Peptones are especially characterized by non-precipitation with the ordinary precipitants for proteid bodies, and especially by the fact that they are wholly indifferent to saturation with ammonium sulphate either in neutral, acid, or alkaline fluids. This reaction, which constitutes the main, and perhaps the only absolute method of separating peptones from proteoses must be carried out with great thoroughness in order to insure a complete precipitation of deutero­proteose. The latter stands midway between primary proteoses and peptones in many respects, and seems to share with peptones something of a tendency to resist precipitation by the ammonium salt. Indeed, as Kühne[118] has recently pointed out, the last traces of deutero­proteose can be precipitated from the fluid only by long continued boiling of the ammonium sulphate-saturated fluid, and even then it is seldom complete unless the reaction of the fluid is alternately made neutral, acid, and alkaline, and the heating continued for some time after each change in reaction. Under such circumstances, the last portions of deutero­proteose separate from the salt-saturated fluid and float on the surface in the form of an oily or gummy mass, while the true peptone remains in the fluid absolutely non-precipitable by the salt.

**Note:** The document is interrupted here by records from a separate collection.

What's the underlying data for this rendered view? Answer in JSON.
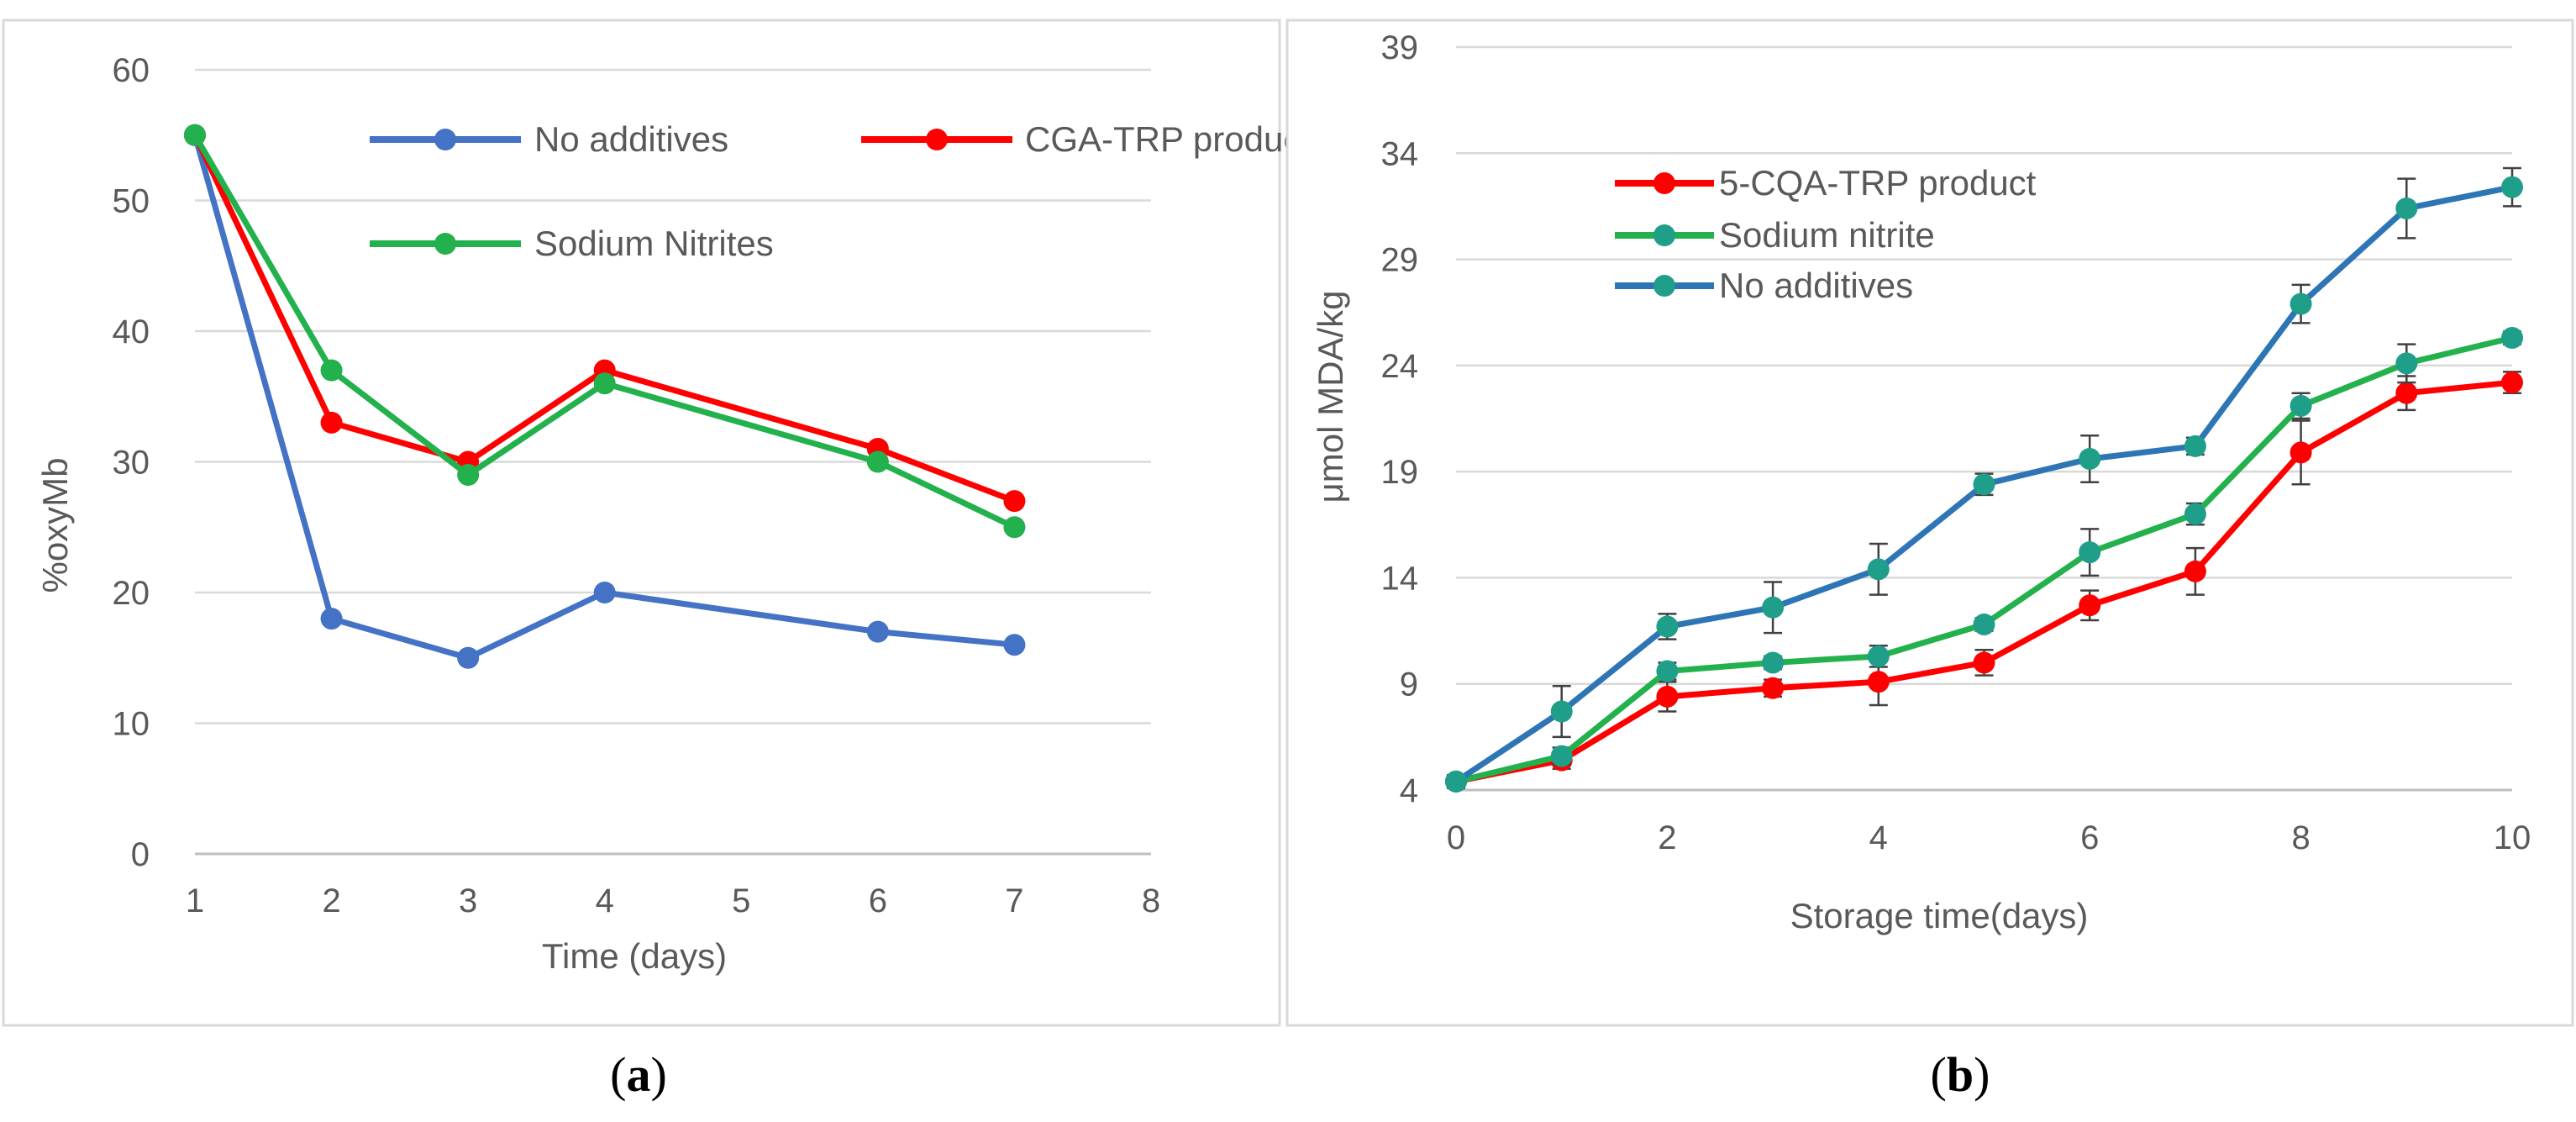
{
  "chart_data": [
    {
      "type": "line",
      "panel_label": "a",
      "title": "",
      "xlabel": "Time (days)",
      "ylabel": "%oxyMb",
      "xlim": [
        1,
        8
      ],
      "ylim": [
        0,
        60
      ],
      "xticks": [
        "1",
        "2",
        "3",
        "4",
        "5",
        "6",
        "7",
        "8"
      ],
      "yticks": [
        "0",
        "10",
        "20",
        "30",
        "40",
        "50",
        "60"
      ],
      "grid": "horizontal",
      "legend_placement": "top",
      "x": [
        1,
        2,
        3,
        4,
        6,
        7
      ],
      "series": [
        {
          "name": "No additives",
          "color": "#4472C4",
          "values": [
            55,
            18,
            15,
            20,
            17,
            16
          ]
        },
        {
          "name": "CGA-TRP product",
          "color": "#FF0000",
          "values": [
            55,
            33,
            30,
            37,
            31,
            27
          ]
        },
        {
          "name": "Sodium Nitrites",
          "color": "#22B14C",
          "values": [
            55,
            37,
            29,
            36,
            30,
            25
          ]
        }
      ]
    },
    {
      "type": "line",
      "panel_label": "b",
      "title": "",
      "xlabel": "Storage time(days)",
      "ylabel": "μmol MDA/kg",
      "xlim": [
        0,
        10
      ],
      "ylim": [
        4,
        39
      ],
      "xticks": [
        "0",
        "2",
        "4",
        "6",
        "8",
        "10"
      ],
      "yticks": [
        "4",
        "9",
        "14",
        "19",
        "24",
        "29",
        "34",
        "39"
      ],
      "grid": "horizontal",
      "legend_placement": "top-left",
      "x": [
        0,
        1,
        2,
        3,
        4,
        5,
        6,
        7,
        8,
        9,
        10
      ],
      "series": [
        {
          "name": "5-CQA-TRP product",
          "color": "#FF0000",
          "marker_color": "#FF0000",
          "values": [
            4.4,
            5.4,
            8.4,
            8.8,
            9.1,
            10.0,
            12.7,
            14.3,
            19.9,
            22.7,
            23.2
          ],
          "errors": [
            0.3,
            0.4,
            0.7,
            0.4,
            1.1,
            0.6,
            0.7,
            1.1,
            1.5,
            0.8,
            0.5
          ]
        },
        {
          "name": "Sodium nitrite",
          "color": "#22B14C",
          "marker_color": "#1F9E8A",
          "values": [
            4.4,
            5.6,
            9.6,
            10.0,
            10.3,
            11.8,
            15.2,
            17.0,
            22.1,
            24.1,
            25.3
          ],
          "errors": [
            0.3,
            0.4,
            0.4,
            0.3,
            0.5,
            0.3,
            1.1,
            0.5,
            0.6,
            0.9,
            0.3
          ]
        },
        {
          "name": "No additives",
          "color": "#2E75B6",
          "marker_color": "#1F9E8A",
          "values": [
            4.4,
            7.7,
            11.7,
            12.6,
            14.4,
            18.4,
            19.6,
            20.2,
            26.9,
            31.4,
            32.4
          ],
          "errors": [
            0.3,
            1.2,
            0.6,
            1.2,
            1.2,
            0.5,
            1.1,
            0.4,
            0.9,
            1.4,
            0.9
          ]
        }
      ]
    }
  ]
}
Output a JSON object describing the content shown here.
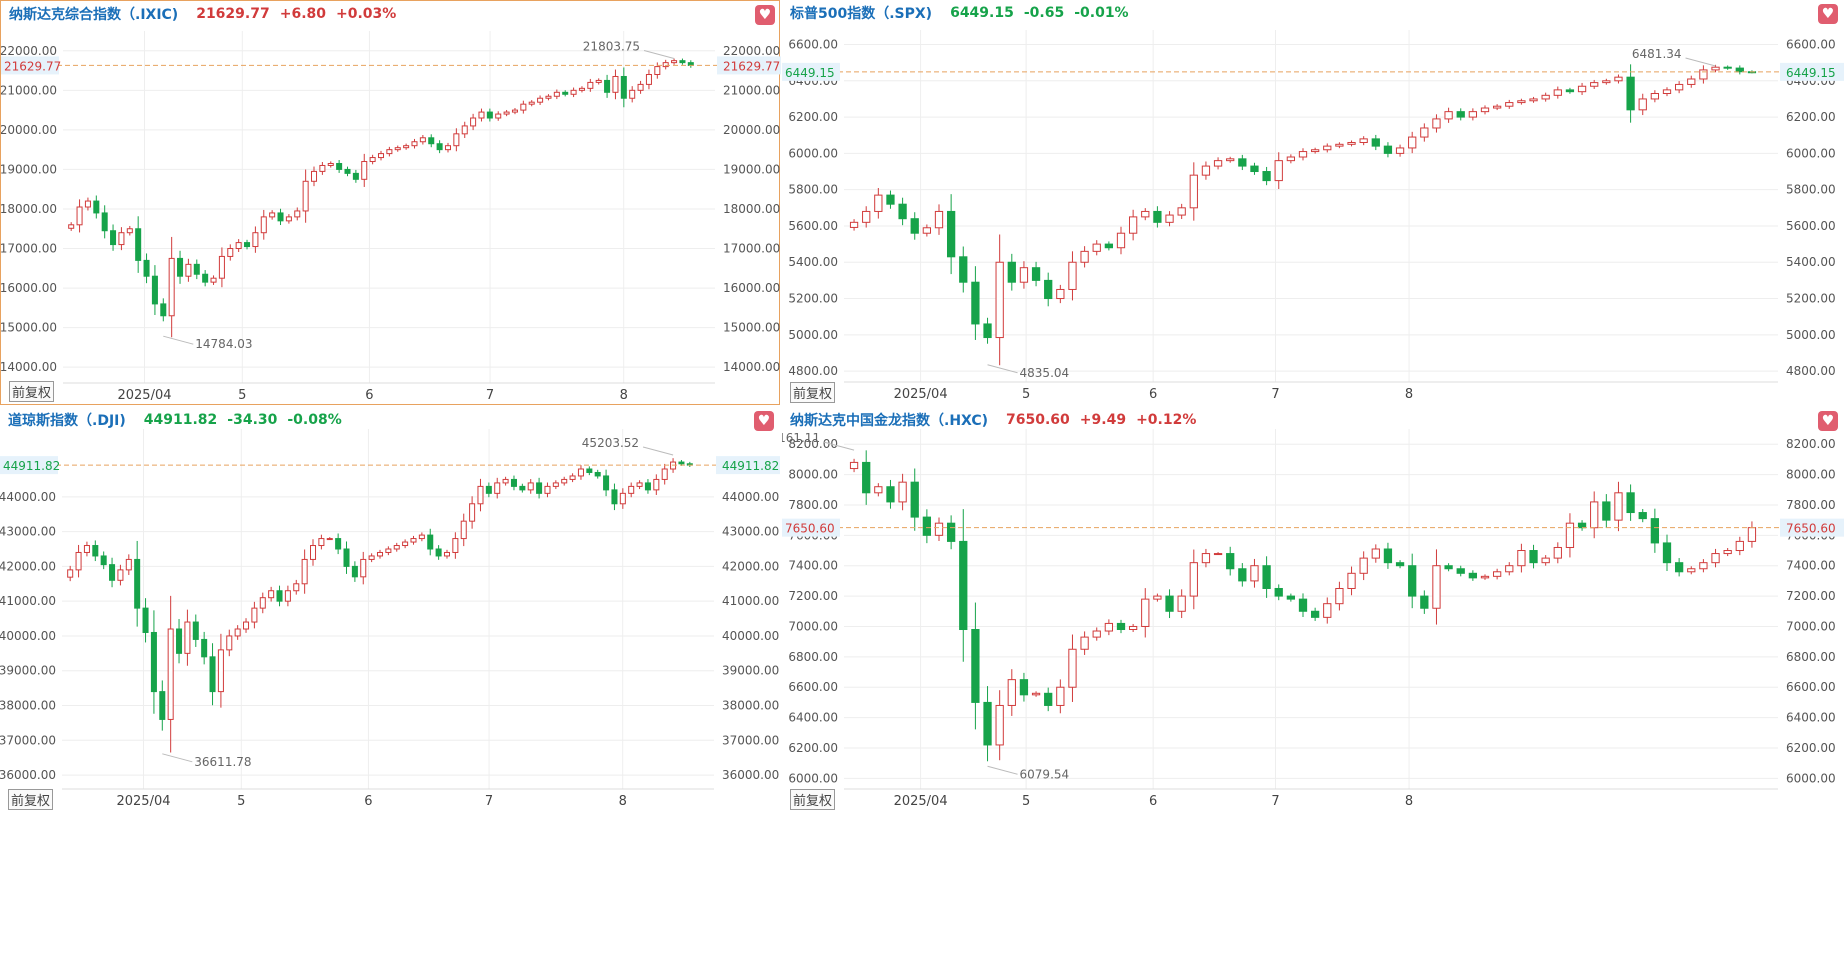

In this filtrate, peptone can be detected by adding to a small portion of the fluid a very large excess of a strong solution of potassium hydroxide, followed by the addition of a few drops of a very dilute solution of cupric sulphate. If peptone is present a bright red color will appear, the intensity of which, with the proper amount of cupric sulphate, will be proportional to the amount of peptone present. If it is desired to separate the peptone from the ammonium-sulphate-saturated fluid, there are several methods available, of which the following is perhaps the most satisfactory: The fluid is concentrated somewhat, and set aside in a cool place for crystal­liza­tion of a portion of the ammonium salt. The fluid is then mixed with about one-fifth its volume of alcohol, and allowed to stand for some time, when it separates into two layers—an upper one, rich in alcohol, and a lower one, rich in salts. The latter is again treated with alcohol, by which another separation of the same order is accomplished. Finally, the lighter alcoholic layers containing the peptone are united, and exposed to a low temperature until considerable of the contained salt crystallizes out. The fluid is then concentrated, and after addition of a little water is boiled with barium carbonate until the fluid is entirely free from ammonium sulphate. Any excess of baryta in the filtrate is removed by cautious addition of dilute sulphuric acid, after which the concentrated fluid, reduced almost to a sirupy mass, is poured into absolute alcohol for precipitation of the peptone.

So separated, the peptone formed in gastric digestion is exceedingly gummy, but can be transformed into a yellowish powder, very hygroscopic, of more or less bitter taste, and, when thoroughly dry, dissolving in water with a hissing sound and with considerable development of heat, like phosphoric anhydride.[119]